Para templar el alimento usaban la pimenta o una mezcla de pimenta y sal pilada llamada ionquet, inquitaia, juquitaia, ijuqui[18]. Siempre era colocado después de lo preparo y aún comido junto con el alimento, colocándose un naco de comida en la boca y enseguida lo templo. La sal era obtenida a partir de difíciles procesos de secagem del agua del mar, en salinas naturales[19] — sal mineral — o a partir de la ceniza de vegetais.
Entre los alimentos líquidos indígenas se encuentra el origen del tacacá, del tucupi, de la canjica y de la pamonha. El primero surge a partir del sumo de la mandioca cozida, llamado manipueira, mezclado con caldo de pez o carne, ajo, pimenta y sal[20] y el segundo a partir de la fervura más tardada del mismo sumo. La canjica era una carpeta de milho puro hasta recibir la leche, el azúcar y la canela de los portugueses[21] ganando adaptaciones en consonancia con lo preparo, como el mungunzá, nombre africano para el milho cozido con leche, y el curau, hecho con milho más grueso[21]. La pamonha era un bolo más grueso de milho o arroz envuelto en hojas de bananeira [22]. Fabricaban también bebidas alucinógenas para reuniones sociales o religiosas como la jurema en el Nordeste[23]. Con sus ingredientes y técnicas la culinária indígena formaría la base de la culinária brasileña y daría su autenticidade[8], con la mandioca siendo el ingrediente nacional[8], pues incluido en la mayoría de los pratos.

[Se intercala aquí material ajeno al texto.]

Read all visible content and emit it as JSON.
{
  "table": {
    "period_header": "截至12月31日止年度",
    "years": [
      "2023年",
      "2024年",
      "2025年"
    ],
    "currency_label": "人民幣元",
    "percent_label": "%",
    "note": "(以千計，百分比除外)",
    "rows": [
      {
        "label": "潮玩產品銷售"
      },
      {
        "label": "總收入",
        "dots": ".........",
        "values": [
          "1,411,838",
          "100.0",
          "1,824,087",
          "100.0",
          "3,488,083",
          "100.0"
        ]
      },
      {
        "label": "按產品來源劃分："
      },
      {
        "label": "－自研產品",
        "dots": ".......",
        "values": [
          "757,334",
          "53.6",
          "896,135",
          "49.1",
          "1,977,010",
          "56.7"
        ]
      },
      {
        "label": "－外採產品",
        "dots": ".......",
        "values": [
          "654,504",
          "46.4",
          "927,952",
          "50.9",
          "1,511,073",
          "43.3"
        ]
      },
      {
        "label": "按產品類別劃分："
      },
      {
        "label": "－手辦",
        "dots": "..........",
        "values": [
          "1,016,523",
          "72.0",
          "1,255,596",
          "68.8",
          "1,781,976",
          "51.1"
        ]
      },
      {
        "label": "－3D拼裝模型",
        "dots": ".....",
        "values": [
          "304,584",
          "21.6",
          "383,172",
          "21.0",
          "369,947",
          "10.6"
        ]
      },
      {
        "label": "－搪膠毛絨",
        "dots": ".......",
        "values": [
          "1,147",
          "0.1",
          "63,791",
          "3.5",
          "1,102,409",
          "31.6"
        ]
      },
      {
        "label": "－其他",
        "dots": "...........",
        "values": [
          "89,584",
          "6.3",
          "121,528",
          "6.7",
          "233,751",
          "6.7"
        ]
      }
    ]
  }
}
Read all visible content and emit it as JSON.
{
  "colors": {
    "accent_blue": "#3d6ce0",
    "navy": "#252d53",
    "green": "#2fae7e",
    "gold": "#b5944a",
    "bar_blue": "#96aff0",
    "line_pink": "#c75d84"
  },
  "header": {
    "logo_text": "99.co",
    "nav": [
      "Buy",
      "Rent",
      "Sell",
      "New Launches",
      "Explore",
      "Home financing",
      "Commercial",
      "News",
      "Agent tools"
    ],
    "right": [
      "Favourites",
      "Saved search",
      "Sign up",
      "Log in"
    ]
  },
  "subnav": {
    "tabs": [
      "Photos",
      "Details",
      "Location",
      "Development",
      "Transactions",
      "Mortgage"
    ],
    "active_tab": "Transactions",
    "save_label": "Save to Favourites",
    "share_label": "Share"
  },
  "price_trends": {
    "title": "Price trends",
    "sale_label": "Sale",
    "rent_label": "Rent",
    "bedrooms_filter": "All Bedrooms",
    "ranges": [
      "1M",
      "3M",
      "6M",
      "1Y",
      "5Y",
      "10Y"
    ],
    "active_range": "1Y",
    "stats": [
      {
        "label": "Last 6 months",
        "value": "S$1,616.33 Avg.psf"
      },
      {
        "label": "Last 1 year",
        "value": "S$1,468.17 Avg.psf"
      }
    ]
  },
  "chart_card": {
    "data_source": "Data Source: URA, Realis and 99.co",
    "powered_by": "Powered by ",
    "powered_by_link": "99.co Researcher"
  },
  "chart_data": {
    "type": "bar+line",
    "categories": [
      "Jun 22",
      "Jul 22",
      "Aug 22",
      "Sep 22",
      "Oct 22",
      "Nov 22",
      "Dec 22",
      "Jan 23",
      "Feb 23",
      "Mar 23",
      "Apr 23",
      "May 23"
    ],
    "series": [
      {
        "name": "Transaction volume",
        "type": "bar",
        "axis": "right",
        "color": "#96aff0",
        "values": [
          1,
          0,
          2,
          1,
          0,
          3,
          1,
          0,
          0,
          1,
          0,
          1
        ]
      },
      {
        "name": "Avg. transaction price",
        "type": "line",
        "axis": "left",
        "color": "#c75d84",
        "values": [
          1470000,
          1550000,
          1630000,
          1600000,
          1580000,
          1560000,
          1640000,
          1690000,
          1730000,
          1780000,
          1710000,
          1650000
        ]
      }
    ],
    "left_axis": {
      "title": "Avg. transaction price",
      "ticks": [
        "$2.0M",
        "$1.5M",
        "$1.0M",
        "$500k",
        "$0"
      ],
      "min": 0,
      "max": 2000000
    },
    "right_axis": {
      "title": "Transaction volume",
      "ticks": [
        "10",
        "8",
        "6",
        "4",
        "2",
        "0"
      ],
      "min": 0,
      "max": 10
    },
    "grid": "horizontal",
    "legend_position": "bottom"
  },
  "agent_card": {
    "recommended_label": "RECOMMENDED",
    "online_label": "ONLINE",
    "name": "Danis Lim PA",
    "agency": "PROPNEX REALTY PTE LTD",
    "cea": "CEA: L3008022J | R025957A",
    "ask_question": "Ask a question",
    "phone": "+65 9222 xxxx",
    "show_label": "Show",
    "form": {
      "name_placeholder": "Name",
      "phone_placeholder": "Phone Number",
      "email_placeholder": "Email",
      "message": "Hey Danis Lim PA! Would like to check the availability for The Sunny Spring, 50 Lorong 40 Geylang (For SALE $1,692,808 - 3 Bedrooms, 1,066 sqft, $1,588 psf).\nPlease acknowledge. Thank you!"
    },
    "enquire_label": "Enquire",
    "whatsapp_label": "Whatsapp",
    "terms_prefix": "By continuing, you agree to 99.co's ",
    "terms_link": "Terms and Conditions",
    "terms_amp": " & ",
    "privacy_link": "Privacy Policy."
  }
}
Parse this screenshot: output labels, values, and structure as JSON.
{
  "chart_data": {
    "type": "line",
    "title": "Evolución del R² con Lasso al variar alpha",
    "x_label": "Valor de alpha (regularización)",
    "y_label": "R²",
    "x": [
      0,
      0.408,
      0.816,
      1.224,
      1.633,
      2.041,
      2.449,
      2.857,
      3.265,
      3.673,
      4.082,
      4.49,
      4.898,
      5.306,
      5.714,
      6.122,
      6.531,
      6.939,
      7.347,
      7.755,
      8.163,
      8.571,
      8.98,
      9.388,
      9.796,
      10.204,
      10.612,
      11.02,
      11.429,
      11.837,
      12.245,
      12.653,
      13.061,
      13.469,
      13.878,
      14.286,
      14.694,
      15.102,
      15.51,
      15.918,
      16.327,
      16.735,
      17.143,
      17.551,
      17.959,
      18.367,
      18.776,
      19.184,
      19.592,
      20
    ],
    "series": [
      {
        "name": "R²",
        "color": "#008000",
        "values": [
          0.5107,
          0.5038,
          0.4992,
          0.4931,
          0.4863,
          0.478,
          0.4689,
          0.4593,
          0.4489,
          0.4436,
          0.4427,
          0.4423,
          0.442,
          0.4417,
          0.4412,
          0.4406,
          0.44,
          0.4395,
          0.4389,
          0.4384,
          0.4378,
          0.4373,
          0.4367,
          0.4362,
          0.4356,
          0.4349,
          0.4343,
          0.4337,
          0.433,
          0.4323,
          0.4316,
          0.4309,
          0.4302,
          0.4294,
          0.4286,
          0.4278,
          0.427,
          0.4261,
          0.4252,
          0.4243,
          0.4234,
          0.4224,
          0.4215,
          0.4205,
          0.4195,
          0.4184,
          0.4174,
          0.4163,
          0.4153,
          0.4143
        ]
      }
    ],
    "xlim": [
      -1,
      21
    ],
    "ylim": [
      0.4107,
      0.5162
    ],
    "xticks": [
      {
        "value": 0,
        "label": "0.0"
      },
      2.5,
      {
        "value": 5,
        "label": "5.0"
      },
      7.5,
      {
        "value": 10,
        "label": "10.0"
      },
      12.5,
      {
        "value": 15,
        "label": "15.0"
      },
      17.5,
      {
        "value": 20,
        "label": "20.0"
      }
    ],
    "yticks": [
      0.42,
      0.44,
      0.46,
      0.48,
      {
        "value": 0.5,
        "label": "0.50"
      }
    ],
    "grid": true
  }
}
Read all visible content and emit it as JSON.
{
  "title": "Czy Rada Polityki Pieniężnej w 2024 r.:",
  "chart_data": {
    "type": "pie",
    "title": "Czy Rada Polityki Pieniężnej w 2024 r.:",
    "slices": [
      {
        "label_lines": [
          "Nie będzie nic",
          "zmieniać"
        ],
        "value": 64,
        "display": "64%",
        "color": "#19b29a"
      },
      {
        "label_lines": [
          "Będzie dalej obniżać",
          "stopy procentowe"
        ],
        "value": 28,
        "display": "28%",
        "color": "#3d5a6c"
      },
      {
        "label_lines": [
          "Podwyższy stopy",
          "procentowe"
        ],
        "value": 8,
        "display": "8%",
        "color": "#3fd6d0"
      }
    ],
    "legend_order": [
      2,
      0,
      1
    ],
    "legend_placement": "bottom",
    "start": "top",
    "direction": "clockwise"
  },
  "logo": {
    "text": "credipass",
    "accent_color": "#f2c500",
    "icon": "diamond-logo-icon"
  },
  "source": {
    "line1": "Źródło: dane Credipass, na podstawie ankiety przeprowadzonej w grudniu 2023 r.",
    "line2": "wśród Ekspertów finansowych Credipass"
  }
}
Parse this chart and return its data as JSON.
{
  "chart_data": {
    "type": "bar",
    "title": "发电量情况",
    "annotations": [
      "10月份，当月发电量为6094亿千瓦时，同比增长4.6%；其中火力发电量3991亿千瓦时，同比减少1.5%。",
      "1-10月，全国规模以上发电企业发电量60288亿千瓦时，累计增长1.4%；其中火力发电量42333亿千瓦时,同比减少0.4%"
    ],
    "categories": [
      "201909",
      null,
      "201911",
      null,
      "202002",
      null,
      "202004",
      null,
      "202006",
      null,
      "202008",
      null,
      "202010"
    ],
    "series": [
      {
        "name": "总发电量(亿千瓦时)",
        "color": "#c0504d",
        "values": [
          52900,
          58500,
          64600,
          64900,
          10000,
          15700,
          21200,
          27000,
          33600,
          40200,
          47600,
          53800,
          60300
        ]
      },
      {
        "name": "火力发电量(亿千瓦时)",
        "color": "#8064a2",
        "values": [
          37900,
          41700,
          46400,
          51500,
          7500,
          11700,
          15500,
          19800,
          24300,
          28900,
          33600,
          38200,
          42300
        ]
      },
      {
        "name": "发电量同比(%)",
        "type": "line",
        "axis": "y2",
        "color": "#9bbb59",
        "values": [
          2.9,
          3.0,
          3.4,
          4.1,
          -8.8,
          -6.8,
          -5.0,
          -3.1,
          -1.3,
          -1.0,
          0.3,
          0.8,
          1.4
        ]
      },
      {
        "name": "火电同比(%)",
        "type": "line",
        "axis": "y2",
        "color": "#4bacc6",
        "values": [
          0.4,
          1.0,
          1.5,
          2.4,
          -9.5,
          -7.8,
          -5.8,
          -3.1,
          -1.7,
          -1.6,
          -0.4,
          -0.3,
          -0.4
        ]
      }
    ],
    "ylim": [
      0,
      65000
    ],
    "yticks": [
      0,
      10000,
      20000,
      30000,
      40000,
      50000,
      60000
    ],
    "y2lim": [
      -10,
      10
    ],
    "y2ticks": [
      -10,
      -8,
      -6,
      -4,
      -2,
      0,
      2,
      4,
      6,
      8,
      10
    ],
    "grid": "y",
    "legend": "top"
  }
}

La alimentación cotidiana en la África alrededor del siglo XVI incluía arroz, feijão (feijão-fradinho), milhetos, sorgo y cuscuz. La carne era en su mayor parte de la caza[24] abundante de antílopes , gazelas, búfalos, aves, hipopótamos y elefantes . Pescaban poco[25], de arpão, red y arco. Creaban gado ovino, bovino y caprino[26], pero la carne de los animales de creación era en general destinada al sacrificio[27] y cambios; servían como reserva monetaria[26]. Preparaban los alimentos, assando, tostando o cozendo-lo[25] y para templar la comida tenían apreço por las pimentas[25], pero también utilizaban salsas de óleos vegetais, como el aceite-de-dendê que acompañaban la mayoría de los alimentos[28].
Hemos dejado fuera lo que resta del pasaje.